Sur le plan sécuritaire également, cela fait des années que les Haïtiens crient leur colère face aux kidnappings et aux meurtres. Jovenel Moïse a dit comprendre les préoccupations légitimes de la population et a promis qu’il allait faire son possible pour régler le problème. Mais comme on dit, à l’impossible, nul n’est tenu. À lui seul, le Président ne pouvait rien faire tant le mal est profond. Même avec toute la bonne volonté du monde, un homme seul ne peut pas faire de miracle. Jovenel Moïse a tellement sous-estimé le mal qui ronge notre pays qu’il était loin de se douter que ce mal allait un jour frapper à sa porte ! En cette nuit du 6 au 7 juillet, le crime et l’insécurité ont touché la personne censée être la mieux protégée au pays, le Président de la République. L’assassinat du Président a indigné l’ensemble des Haïtiens, même ceux qui ne partageaient pas forcément ses opinions. Pour eux, au-delà de l’homme, c’est le symbole de la nation qui a été pris pour cible. Les Haïtiens sont unanimes pour dire que si changement doit y avoir, il doit passer par les urnes et non par les armes.

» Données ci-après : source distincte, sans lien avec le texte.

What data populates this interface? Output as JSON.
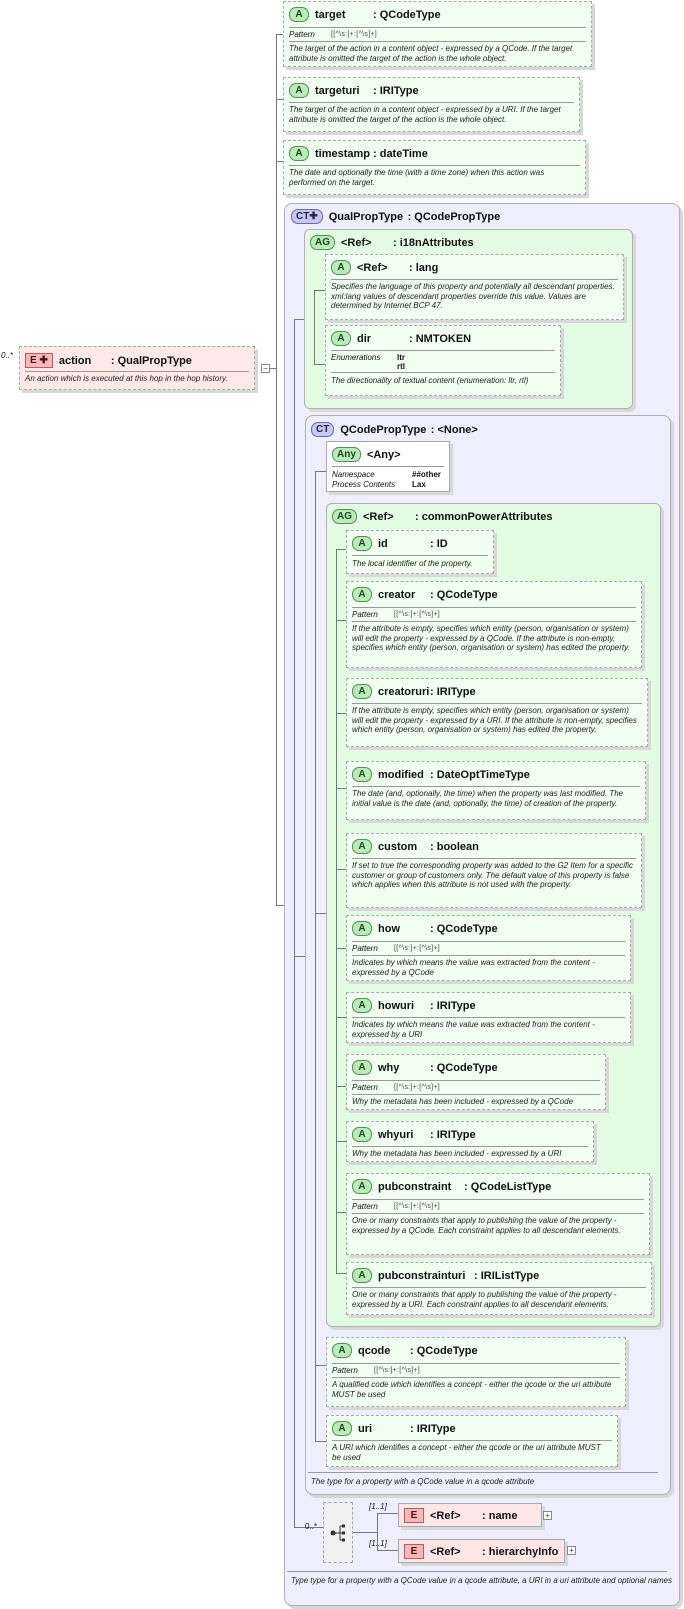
{
  "root": {
    "badge": "E",
    "multiplicity": "0..*",
    "name": "action",
    "type": ": QualPropType",
    "doc": "An action which is executed at this hop in the hop history."
  },
  "top_attrs": [
    {
      "badge": "A",
      "name": "target",
      "type": ": QCodeType",
      "pattern_label": "Pattern",
      "pattern": "[[^\\s:]+:[^\\s]+]",
      "doc": "The target of the action in a content object - expressed by a QCode. If the target attribute is omitted the target of the action is the whole object."
    },
    {
      "badge": "A",
      "name": "targeturi",
      "type": ": IRIType",
      "doc": "The target of the action in a content object - expressed by a URI. If the target attribute is omitted the target of the action is the whole object."
    },
    {
      "badge": "A",
      "name": "timestamp",
      "type": ": dateTime",
      "doc": "The date and optionally the time (with a time zone) when this action was performed on the target."
    }
  ],
  "qualprop": {
    "badge": "CT",
    "name": "QualPropType",
    "type": ": QCodePropType",
    "doc": "Type type for a property with a  QCode value in a qcode attribute, a URI in a uri attribute and optional names"
  },
  "i18n": {
    "badge": "AG",
    "ref": "<Ref>",
    "name": ": i18nAttributes",
    "lang": {
      "badge": "A",
      "ref": "<Ref>",
      "name": ": lang",
      "doc": "Specifies the language of this property and potentially all descendant properties. xml:lang values of descendant properties override this value. Values are determined by Internet BCP 47."
    },
    "dir": {
      "badge": "A",
      "name": "dir",
      "type": ": NMTOKEN",
      "enum_label": "Enumerations",
      "enum": [
        "ltr",
        "rtl"
      ],
      "doc": "The directionality of textual content (enumeration: ltr, rtl)"
    }
  },
  "qcodeprop": {
    "badge": "CT",
    "name": "QCodePropType",
    "type": ": <None>",
    "doc": "The type for a property with a QCode value in a qcode attribute"
  },
  "any": {
    "badge": "Any",
    "name": "<Any>",
    "ns_label": "Namespace",
    "ns": "##other",
    "pc_label": "Process Contents",
    "pc": "Lax"
  },
  "cpa": {
    "badge": "AG",
    "ref": "<Ref>",
    "name": ": commonPowerAttributes",
    "items": [
      {
        "badge": "A",
        "name": "id",
        "type": ": ID",
        "doc": "The local identifier of the property."
      },
      {
        "badge": "A",
        "name": "creator",
        "type": ": QCodeType",
        "pattern_label": "Pattern",
        "pattern": "[[^\\s:]+:[^\\s]+]",
        "doc": "If the attribute is empty, specifies which entity (person, organisation or system) will edit the property - expressed by a QCode. If the attribute is non-empty, specifies which entity (person, organisation or system) has edited the property."
      },
      {
        "badge": "A",
        "name": "creatoruri",
        "type": ": IRIType",
        "doc": "If the attribute is empty, specifies which entity (person, organisation or system) will edit the property - expressed by a URI. If the attribute is non-empty, specifies which entity (person, organisation or system) has edited the property."
      },
      {
        "badge": "A",
        "name": "modified",
        "type": ": DateOptTimeType",
        "doc": "The date (and, optionally, the time) when the property was last modified. The initial value is the date (and, optionally, the time) of creation of the property."
      },
      {
        "badge": "A",
        "name": "custom",
        "type": ": boolean",
        "doc": "If set to true the corresponding property was added to the G2 Item for a specific customer or group of customers only. The default value of this property is false which applies when this attribute is not used with the property."
      },
      {
        "badge": "A",
        "name": "how",
        "type": ": QCodeType",
        "pattern_label": "Pattern",
        "pattern": "[[^\\s:]+:[^\\s]+]",
        "doc": "Indicates by which means the value was extracted from the content - expressed by a QCode"
      },
      {
        "badge": "A",
        "name": "howuri",
        "type": ": IRIType",
        "doc": "Indicates by which means the value was extracted from the content - expressed by a URI"
      },
      {
        "badge": "A",
        "name": "why",
        "type": ": QCodeType",
        "pattern_label": "Pattern",
        "pattern": "[[^\\s:]+:[^\\s]+]",
        "doc": "Why the metadata has been included - expressed by a QCode"
      },
      {
        "badge": "A",
        "name": "whyuri",
        "type": ": IRIType",
        "doc": "Why the metadata has been included - expressed by a URI"
      },
      {
        "badge": "A",
        "name": "pubconstraint",
        "type": ": QCodeListType",
        "pattern_label": "Pattern",
        "pattern": "[[^\\s:]+:[^\\s]+]",
        "doc": "One or many constraints that apply to publishing the value of the property - expressed by a QCode. Each constraint applies to all descendant elements."
      },
      {
        "badge": "A",
        "name": "pubconstrainturi",
        "type": ": IRIListType",
        "doc": "One or many constraints that apply to publishing the value of the property - expressed by a URI. Each constraint applies to all descendant elements."
      }
    ]
  },
  "qcode_attrs": [
    {
      "badge": "A",
      "name": "qcode",
      "type": ": QCodeType",
      "pattern_label": "Pattern",
      "pattern": "[[^\\s:]+:[^\\s]+]",
      "doc": "A qualified code which identifies a concept  - either the  qcode or the uri attribute MUST be used"
    },
    {
      "badge": "A",
      "name": "uri",
      "type": ": IRIType",
      "doc": "A URI which identifies a concept  - either the  qcode or the uri attribute MUST be used"
    }
  ],
  "sequence": {
    "multiplicity": "0..*",
    "icon": "sequence-icon",
    "elements": [
      {
        "badge": "E",
        "multiplicity": "[1..1]",
        "ref": "<Ref>",
        "name": ": name"
      },
      {
        "badge": "E",
        "multiplicity": "[1..1]",
        "ref": "<Ref>",
        "name": ": hierarchyInfo"
      }
    ]
  },
  "colors": {
    "attribute_bg": "#f0fff0",
    "complex_bg": "#eeeeff",
    "group_bg": "#e2fbe2",
    "element_bg": "#ffe6e6"
  }
}
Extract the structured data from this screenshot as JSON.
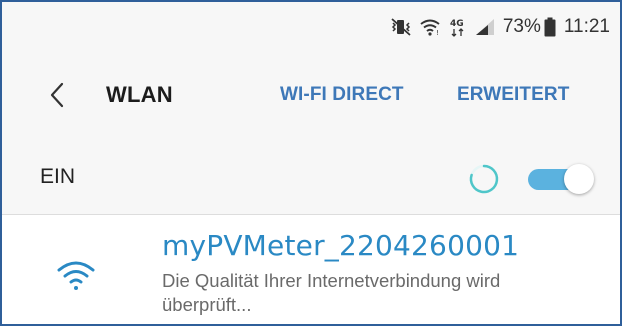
{
  "status_bar": {
    "battery_percent": "73%",
    "time": "11:21",
    "network_type": "4G"
  },
  "header": {
    "title": "WLAN",
    "tabs": [
      "WI-FI DIRECT",
      "ERWEITERT"
    ]
  },
  "wifi_toggle": {
    "label": "EIN",
    "state": "on"
  },
  "networks": [
    {
      "name": "myPVMeter_2204260001",
      "status": "Die Qualität Ihrer Internetverbindung wird überprüft..."
    }
  ],
  "colors": {
    "accent": "#3e78b8",
    "network_name": "#2a89c4",
    "switch_on": "#5bb2df",
    "spinner": "#4fc6c9",
    "frame_border": "#2f5f9a"
  }
}
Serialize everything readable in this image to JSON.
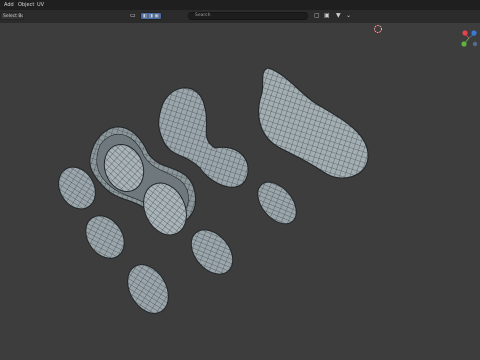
{
  "menu": {
    "add": "Add",
    "object": "Object",
    "uv": "UV"
  },
  "header": {
    "select_mode": "Select Box",
    "transform_orientation": "Global",
    "search_placeholder": "Search"
  },
  "colors": {
    "viewport_bg": "#3d3d3d",
    "mesh_fill": "#9aa6ab",
    "mesh_wire": "#2a2e31",
    "gizmo_x": "#e0444e",
    "gizmo_y": "#5fb33c",
    "gizmo_z": "#3b7bd6"
  },
  "icons": {
    "orientation": "globe-icon",
    "pivot": "pivot-icon",
    "snap": "magnet-icon",
    "proportional": "proportional-icon",
    "filter": "filter-icon",
    "gizmo": "navigation-gizmo-icon",
    "cursor": "3d-cursor-icon"
  }
}
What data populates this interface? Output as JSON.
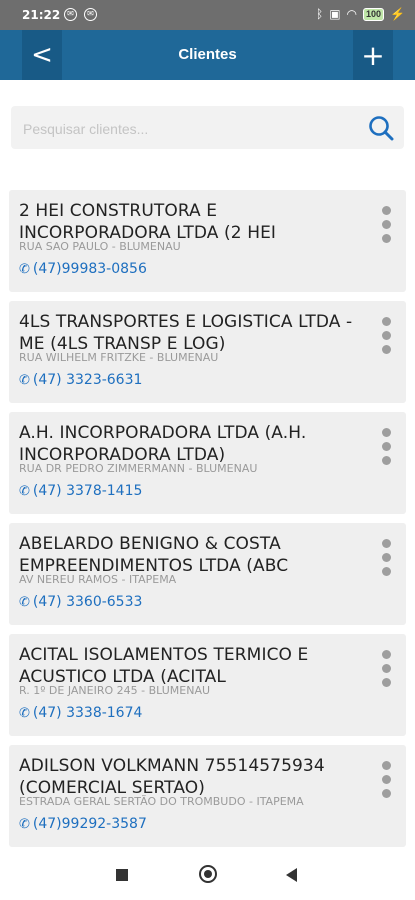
{
  "status_bar": {
    "time": "21:22",
    "battery": "100"
  },
  "app_bar": {
    "title": "Clientes",
    "back_label": "<",
    "add_label": "+"
  },
  "search": {
    "placeholder": "Pesquisar clientes..."
  },
  "colors": {
    "app_bar": "#1f6898",
    "link": "#1e6fbf",
    "card_bg": "#efefef"
  },
  "clients": [
    {
      "name": "2 HEI CONSTRUTORA E INCORPORADORA LTDA (2 HEI",
      "address": "RUA SAO PAULO - BLUMENAU",
      "phone": "(47)99983-0856"
    },
    {
      "name": "4LS TRANSPORTES E LOGISTICA LTDA - ME (4LS TRANSP E LOG)",
      "address": "RUA WILHELM FRITZKE - BLUMENAU",
      "phone": "(47) 3323-6631"
    },
    {
      "name": "A.H. INCORPORADORA LTDA (A.H. INCORPORADORA LTDA)",
      "address": "RUA DR PEDRO ZIMMERMANN - BLUMENAU",
      "phone": "(47) 3378-1415"
    },
    {
      "name": "ABELARDO BENIGNO & COSTA EMPREENDIMENTOS LTDA (ABC",
      "address": "AV NEREU RAMOS - ITAPEMA",
      "phone": "(47) 3360-6533"
    },
    {
      "name": "ACITAL ISOLAMENTOS TERMICO E ACUSTICO LTDA (ACITAL",
      "address": "R. 1º DE JANEIRO 245 - BLUMENAU",
      "phone": "(47) 3338-1674"
    },
    {
      "name": "ADILSON VOLKMANN 75514575934 (COMERCIAL SERTAO)",
      "address": "ESTRADA GERAL SERTÃO DO TROMBUDO - ITAPEMA",
      "phone": "(47)99292-3587"
    }
  ]
}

Les pro-Moïse comme les anti-Moïse ont donc condamné avec véhémence l’assassinat barbare dont a été victime le Président de la République. Les premiers voulaient qu’il ait au bout de son mandat pour qu’il puisse organiser enfin les élections tant attendues, alors que les seconds espéraient le voir un jour répondre de ses actions devant la justice, notamment en ce qui concerne le scandale Petro-Caribe. Aujourd’hui, les espoirs des deux camps sont anéantis. Pire, on se retrouve avec un pays plus que jamais divisé. Avant même que le Président ne soit enterré, voilà que les différents camps se déchirent pour s’accaparer le pouvoir. Du jour au lendemain, Haïti s’est ainsi réveillé avec trois dirigeants à sa tête : Claude Joseph, le Premier ministre sortant qui ne veut pas sortir, Ariel Henry, le nouveau Premier ministre qui fait tout pour accélérer son investiture craignant de perdre sa place, et enfin, Joseph Lambert, Président du Sénat qui a été choisi par une partie de la classe politique comme nouveau Président intérimaire de la République.
Devant une telle cacophonie à la tête du pouvoir, nos alliés ont demandé plus de retenue à nos politiciens voraces, ne serait-ce que par respect au défunt alors que la période de deuil national vient à peine de commencer. Biden a ainsi exhorté les politiciens haïtiens à s’unir durant cette période difficile pour essayer de sortir de la crise. Suite à l’appel de Biden, la trêve a duré une seule journée avant que les luttes de pouvoir ne reprennent de plus belle. Mais derrière les politiciens qui veulent prendre la place du calife, il y a les oligarques qui mènent la danse en coulisse grâce à leur puissance financière et leurs tentaculaires réseaux d’influence. Les riches familles qui contrôlent l’économie haïtienne sont aux avant-postes pour placer leurs pions à la tête de l’État. Réginald Boulos, Dimitri Vorbe, Steven Benoit, Youri Latortue ne veulent pas laisser passer cette chance historique de resserrer les liens avec le pouvoir après des années de relations tumultueuses avec Jovenel Moïse qui ne voulait pas ‘’leur obéir’’, ce qui a sans doute précipité sa chute. Car comme disait Solon : il faut apprendre à obéir pour savoir commander.